A visit to a makeshift testing facility in Ward 7, across the river from the washington Redskins' crumbling and abandoned former stadium, provides a snapshot of this calamity. Bertina, a 64 -year- old teacher wearing sweatpants and a Redskins' bandanna ("Don't photograph me, I look like a bum") said her aunt had died of the virus in Atlanta after three hospitals had refused to admit her. Seventeen-year-old M'Kya said she had heard her brother, incarcerated in New York, had the virus. Overweight and sweating heavily, she was visibly unwell; she hoped it might be her allergies.
在华盛顿红人队摇摇欲坠的废弃的体育场对面的街区7,参观一下临时测试设备,就可以看到这场灾难的快照。伯蒂娜是一名64岁的老教师,她穿着运动长裤,带着红人队的色彩鲜艳的头巾(“别拍我,我看起来像是一个乞丐”),她说做自己的姑姑在亚特兰大死于这场病毒,因为有3家医院拒绝接收她。17岁的M'Kya表示她听说她在纽约被监禁的哥哥感染了病毒。她明显很不舒服,超重且多汗;她希望可能是自己过敏。
The facility, where both women had come to have their nostrils swabbed for the virus, is another symptom of a general failure. It was launched three weeks ago as a philanthropic endeavour by Howard University-America's first black medical school-to address a shortage of testing in the part of Washington that needs it most. "You can tell things are bad when a dermatologist is running covid-19 tests!" said Ginette Okoye, a Howard professor wrapped in a mask, goggles and layers of protective clothing.
这两个女人都是在这个设施里进行鼻孔病毒擦拭的,这是另外一种普遍性失败的征兆。三周前,这项设施作为一项慈善事业,由美国第一所黑人医学院——霍华德大学发起,旨在解决华盛顿最需要测试的地区缺乏测试的问题。霍华德大学教授吉内特·奥科耶说,“当皮肤科医生进行covid-19测试时,你可以看出情况很糟糕!”他戴着口罩、护目镜,穿着层层防护服。
Though there are many causes of black ill-health, the solution probably starts with improving blacks' access to health care.
尽管造成黑人健康不良的原因很多,但解决办法可能首先是改善黑人获得医疗保健的机会。
There have been three significant efforts to do so since slavery, which all to varying degrees spluttered in the face of a backlash from whites.
自从奴隶制以来,为实现这一点已经进行过三项重大的努力,但这些努力都在不同程度上受到白人的强烈反对。

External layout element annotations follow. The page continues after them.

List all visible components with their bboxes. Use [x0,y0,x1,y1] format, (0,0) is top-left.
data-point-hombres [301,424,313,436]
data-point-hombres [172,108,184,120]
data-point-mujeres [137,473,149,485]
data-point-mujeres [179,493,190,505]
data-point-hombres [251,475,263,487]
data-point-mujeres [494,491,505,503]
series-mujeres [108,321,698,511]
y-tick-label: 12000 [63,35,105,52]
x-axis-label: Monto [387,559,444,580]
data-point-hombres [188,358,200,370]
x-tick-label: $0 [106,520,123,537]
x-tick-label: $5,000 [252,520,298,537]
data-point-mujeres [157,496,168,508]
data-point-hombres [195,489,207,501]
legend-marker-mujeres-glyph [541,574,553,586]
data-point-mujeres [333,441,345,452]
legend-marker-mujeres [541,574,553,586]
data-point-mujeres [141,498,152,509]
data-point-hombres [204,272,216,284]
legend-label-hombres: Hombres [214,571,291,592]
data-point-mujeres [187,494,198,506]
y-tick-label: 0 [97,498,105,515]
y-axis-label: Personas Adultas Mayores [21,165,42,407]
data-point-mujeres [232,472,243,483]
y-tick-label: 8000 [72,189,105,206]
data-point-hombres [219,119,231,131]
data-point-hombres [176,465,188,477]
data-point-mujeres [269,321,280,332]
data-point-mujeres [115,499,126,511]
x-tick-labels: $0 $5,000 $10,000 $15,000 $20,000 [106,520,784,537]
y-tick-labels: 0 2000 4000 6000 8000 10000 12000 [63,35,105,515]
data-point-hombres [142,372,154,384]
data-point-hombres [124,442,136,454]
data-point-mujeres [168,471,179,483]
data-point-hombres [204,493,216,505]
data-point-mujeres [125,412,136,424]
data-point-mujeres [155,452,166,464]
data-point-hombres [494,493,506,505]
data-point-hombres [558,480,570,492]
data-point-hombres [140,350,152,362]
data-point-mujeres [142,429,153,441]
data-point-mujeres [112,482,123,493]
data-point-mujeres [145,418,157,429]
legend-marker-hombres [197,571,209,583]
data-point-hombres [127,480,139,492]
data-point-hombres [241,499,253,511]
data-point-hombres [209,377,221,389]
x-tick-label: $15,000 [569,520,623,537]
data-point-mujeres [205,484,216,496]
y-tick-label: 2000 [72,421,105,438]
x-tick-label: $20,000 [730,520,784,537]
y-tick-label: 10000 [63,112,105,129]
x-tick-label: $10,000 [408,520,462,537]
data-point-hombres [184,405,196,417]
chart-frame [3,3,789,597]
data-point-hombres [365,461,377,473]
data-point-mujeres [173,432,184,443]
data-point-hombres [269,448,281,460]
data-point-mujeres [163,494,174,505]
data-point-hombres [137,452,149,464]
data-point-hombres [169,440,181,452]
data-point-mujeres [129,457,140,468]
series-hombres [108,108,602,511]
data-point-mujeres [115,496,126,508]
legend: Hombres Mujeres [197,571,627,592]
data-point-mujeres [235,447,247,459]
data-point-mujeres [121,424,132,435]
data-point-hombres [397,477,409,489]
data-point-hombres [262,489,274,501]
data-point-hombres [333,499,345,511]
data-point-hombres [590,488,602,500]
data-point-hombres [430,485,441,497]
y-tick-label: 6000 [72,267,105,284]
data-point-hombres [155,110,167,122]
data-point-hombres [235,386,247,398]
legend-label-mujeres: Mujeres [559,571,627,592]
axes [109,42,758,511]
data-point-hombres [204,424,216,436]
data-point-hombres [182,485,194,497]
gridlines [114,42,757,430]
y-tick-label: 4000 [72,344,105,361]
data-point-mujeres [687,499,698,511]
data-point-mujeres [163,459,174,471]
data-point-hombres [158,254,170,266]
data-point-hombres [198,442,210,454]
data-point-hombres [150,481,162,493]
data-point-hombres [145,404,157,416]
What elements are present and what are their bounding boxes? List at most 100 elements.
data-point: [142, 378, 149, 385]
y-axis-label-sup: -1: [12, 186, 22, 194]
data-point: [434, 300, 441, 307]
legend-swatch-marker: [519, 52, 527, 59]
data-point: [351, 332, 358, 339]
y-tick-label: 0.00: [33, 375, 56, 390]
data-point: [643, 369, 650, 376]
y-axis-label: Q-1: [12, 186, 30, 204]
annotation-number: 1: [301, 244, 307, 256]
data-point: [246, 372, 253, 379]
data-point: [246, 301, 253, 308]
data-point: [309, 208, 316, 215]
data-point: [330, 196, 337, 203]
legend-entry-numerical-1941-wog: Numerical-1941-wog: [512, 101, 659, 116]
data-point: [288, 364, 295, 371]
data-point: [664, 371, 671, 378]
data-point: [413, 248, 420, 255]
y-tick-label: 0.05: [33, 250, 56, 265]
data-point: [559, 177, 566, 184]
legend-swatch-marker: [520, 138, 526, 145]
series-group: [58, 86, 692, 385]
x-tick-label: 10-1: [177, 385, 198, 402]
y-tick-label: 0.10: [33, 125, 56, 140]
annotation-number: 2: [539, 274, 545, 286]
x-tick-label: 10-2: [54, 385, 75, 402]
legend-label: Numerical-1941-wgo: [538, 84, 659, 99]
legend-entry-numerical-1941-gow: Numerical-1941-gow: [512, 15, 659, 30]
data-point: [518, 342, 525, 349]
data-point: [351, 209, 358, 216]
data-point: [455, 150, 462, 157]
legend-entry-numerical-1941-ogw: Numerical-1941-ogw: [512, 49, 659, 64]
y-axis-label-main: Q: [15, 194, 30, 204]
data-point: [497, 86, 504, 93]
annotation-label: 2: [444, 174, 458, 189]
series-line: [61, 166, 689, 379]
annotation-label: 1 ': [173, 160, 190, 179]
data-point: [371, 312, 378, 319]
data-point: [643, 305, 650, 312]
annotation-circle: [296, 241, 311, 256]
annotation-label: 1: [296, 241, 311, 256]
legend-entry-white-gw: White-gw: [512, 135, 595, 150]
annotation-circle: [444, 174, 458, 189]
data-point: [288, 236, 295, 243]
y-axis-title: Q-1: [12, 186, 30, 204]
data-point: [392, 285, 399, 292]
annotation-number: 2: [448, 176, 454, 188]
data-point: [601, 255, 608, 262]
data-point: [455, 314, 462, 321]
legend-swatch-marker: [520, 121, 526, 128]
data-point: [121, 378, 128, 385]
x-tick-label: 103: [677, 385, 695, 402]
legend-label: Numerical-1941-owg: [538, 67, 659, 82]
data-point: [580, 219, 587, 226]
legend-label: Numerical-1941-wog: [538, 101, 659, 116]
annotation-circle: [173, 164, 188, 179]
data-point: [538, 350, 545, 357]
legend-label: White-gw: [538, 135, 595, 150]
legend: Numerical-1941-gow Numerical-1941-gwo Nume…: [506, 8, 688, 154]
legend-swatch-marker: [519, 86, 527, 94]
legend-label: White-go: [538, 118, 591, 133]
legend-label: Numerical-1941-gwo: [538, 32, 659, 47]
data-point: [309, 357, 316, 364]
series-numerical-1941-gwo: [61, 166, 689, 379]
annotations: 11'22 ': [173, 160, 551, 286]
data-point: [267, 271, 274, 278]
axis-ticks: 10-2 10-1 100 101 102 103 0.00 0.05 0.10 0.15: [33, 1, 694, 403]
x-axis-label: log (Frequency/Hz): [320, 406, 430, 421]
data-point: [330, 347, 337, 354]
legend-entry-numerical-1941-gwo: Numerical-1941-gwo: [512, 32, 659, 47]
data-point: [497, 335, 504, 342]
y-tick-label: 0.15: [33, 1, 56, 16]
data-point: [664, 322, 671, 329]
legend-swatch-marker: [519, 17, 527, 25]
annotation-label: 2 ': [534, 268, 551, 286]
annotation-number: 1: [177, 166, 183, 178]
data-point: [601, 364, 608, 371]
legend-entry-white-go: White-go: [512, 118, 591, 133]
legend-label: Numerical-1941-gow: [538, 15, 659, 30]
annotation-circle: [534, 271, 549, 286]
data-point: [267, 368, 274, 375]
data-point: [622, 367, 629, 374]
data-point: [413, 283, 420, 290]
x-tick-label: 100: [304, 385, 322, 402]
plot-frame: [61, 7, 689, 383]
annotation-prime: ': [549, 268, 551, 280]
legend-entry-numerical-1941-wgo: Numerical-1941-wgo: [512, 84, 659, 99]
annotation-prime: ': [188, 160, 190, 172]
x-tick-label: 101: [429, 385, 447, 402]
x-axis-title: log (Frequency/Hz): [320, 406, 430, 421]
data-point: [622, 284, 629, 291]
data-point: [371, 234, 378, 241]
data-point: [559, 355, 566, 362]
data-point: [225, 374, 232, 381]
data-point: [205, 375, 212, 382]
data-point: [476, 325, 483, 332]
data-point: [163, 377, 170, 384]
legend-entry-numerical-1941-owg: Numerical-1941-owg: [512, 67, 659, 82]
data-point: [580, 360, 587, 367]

The first, during Reconstruction, was a decade-long effort on behalf of freed slaves, which constituted the first government intervention in health care. The second, in 1964--65, was a bundle of laws and edicts, including the passage of the civil-rights and Medicaid acts and court rulings to desegregate hospitals. It gave African- Americans access to the regular health-care system for the first time. Yet the legacy of Jim crow remained, as Wards 7 and 8 illustrate, in a patchy extension of services to black areas-and sometimes worse. Doctors in Macon County, Alabama, continued their 40-year "study of untreated syphilis in the Negro male" until 1972. (They didn't tell the 400 sharecroppers under observation that they had syphilis. They told them they had "bad blood".)
第一次发生在美国重建时期,为解放的奴隶的利益,进行了长达十年的努力,这是政府对医疗保健的第一次干预。第二次是在1964到65年,是一系列的法律和法令,包括民权法案和医疗补助法案的通过,以及废除医院种族隔离政策的法庭裁决。它让非洲裔美国人第一次有机会使用常规的医疗保健系统。然而,正如街区7和街区8所展示的那样,吉姆·克劳留下的遗产仍然会对黑人地区服务进行零散延伸,有时甚至更糟。阿拉巴马州梅肯县的医生们继续他们长达40年的“针对未经治疗的男性黑人梅毒患者的研究”,直到1972年。(他们没有告诉被观察的400个佃农他们患有梅毒。他们说他们有“坏血病”。)